Anggota Baleg DPR dari Fraksi Golkar, Nurul Arifin memandang RUU Ketahanan Keluarga berpotensi memecah belah bangsa ketimbang menjadi pemersatu bangsa. Sebab, terdapat pasal-pasal yang terlalu mencampuri urusan keluarga.
"Di dalam RUU Ketahanan Keluarga ini, kita juga menjadi suatu bangsa yang kayaknya rese, begitu. Seperti di Bab 9 ada peran serta masyarakat. Ini kayanya kok kita mengurusi rumah tangga orang lain, padahal rumah tangga itu mempunyai entitasnya sendiri," kata Nurul di gedung DPR, Kamis, 12 November.
BACA JUGA:
Nurul mengaku dirinya setuju jika RUU ini memperkuat peran Badan Kependudukan dan Keluarga Berencana Nasional (BKKBN). Namun, ia tak setuju jika masyarakat diberi peran untuk mencampuri urusan rumah tangga orang lain.
"Sebetulnya mau memperkuat BKKBN, saya setuju. Memang program lama-lama itu harus terus dilanjutkan lagi. tapi buat saya ada kejanggalan, mau masuk ke dalam struktur samapi dengan tingkat terkecil di wilayah kabupaten/kota. Bahkan, dalam peran terkecil peran masyarakat untuk ngurusin rumah tangga orang lain," jelas dia.
Seperti diketahui, ada 146 pasal dalam RUU Ketahanan Keluarga.
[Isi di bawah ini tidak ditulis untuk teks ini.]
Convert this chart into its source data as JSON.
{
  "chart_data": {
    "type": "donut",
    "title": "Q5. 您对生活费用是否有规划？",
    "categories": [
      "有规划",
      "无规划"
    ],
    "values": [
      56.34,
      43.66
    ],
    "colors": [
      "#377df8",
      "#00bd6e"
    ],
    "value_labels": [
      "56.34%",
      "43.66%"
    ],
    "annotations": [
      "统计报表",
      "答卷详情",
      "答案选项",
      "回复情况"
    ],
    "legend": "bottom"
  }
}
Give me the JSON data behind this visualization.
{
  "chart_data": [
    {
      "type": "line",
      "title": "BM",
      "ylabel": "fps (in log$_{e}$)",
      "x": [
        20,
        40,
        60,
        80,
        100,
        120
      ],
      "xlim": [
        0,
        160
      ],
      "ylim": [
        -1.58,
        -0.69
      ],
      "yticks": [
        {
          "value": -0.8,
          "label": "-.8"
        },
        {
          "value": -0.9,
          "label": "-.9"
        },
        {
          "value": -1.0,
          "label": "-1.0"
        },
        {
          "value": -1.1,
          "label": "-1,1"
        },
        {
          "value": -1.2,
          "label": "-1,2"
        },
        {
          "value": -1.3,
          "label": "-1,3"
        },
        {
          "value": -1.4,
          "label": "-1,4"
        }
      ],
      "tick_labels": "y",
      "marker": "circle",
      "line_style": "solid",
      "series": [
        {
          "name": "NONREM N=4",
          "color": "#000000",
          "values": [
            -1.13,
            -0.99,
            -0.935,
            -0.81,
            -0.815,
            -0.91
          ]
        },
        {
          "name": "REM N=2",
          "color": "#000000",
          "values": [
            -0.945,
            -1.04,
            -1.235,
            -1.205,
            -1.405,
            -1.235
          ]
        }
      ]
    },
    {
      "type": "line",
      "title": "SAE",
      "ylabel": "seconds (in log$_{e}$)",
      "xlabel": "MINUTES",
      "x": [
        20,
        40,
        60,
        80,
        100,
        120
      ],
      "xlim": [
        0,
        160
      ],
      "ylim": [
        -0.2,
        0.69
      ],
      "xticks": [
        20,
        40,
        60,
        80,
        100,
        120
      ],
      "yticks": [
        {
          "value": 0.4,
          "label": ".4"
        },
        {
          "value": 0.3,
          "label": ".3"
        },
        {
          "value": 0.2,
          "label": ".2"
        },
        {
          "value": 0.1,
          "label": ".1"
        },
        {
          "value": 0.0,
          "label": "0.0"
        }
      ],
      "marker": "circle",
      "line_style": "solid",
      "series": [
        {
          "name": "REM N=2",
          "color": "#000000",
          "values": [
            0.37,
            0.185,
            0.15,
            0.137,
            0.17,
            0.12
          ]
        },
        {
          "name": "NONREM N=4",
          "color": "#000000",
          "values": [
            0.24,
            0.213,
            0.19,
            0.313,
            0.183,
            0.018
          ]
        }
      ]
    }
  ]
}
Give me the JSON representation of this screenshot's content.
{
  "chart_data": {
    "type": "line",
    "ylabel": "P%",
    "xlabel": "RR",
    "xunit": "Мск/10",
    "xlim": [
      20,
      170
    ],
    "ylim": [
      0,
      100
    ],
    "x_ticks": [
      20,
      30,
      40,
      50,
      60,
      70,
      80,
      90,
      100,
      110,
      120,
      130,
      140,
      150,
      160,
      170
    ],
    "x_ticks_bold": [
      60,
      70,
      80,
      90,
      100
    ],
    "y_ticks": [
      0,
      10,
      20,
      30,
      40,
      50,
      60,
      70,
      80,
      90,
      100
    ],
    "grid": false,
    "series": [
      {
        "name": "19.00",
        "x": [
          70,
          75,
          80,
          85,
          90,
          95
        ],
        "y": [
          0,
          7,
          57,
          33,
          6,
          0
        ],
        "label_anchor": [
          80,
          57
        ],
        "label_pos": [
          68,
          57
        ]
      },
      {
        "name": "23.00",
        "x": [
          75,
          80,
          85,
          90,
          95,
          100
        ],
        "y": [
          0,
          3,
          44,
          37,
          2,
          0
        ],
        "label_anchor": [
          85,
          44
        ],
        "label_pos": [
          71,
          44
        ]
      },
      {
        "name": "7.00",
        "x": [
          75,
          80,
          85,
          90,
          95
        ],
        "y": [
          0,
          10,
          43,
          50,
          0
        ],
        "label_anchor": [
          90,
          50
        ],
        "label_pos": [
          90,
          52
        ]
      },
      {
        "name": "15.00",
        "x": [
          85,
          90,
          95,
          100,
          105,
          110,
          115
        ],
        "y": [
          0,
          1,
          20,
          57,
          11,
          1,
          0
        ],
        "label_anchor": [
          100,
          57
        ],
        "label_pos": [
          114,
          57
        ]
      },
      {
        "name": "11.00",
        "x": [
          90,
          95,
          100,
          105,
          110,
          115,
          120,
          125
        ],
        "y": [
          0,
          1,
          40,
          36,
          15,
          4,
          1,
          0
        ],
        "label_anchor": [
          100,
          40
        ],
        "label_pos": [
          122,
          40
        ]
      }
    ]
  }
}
RUU Ketahanan Keluarga menjadi kontroversi karena dinilai terlalu menyentuh ranah pribadi.
Beberapa pasal yang menjadi sorotan publik antara lain mengatur soal kewajiban istri, melarang donor sperma dan ovum, melarang sewa rahim atau surogasi, hingga wajib melaporan tentang adanya penyimpangan seksual seperti LGBT dan penyimpangan aktivitas seksual seperti BDSM di dalam keluarga.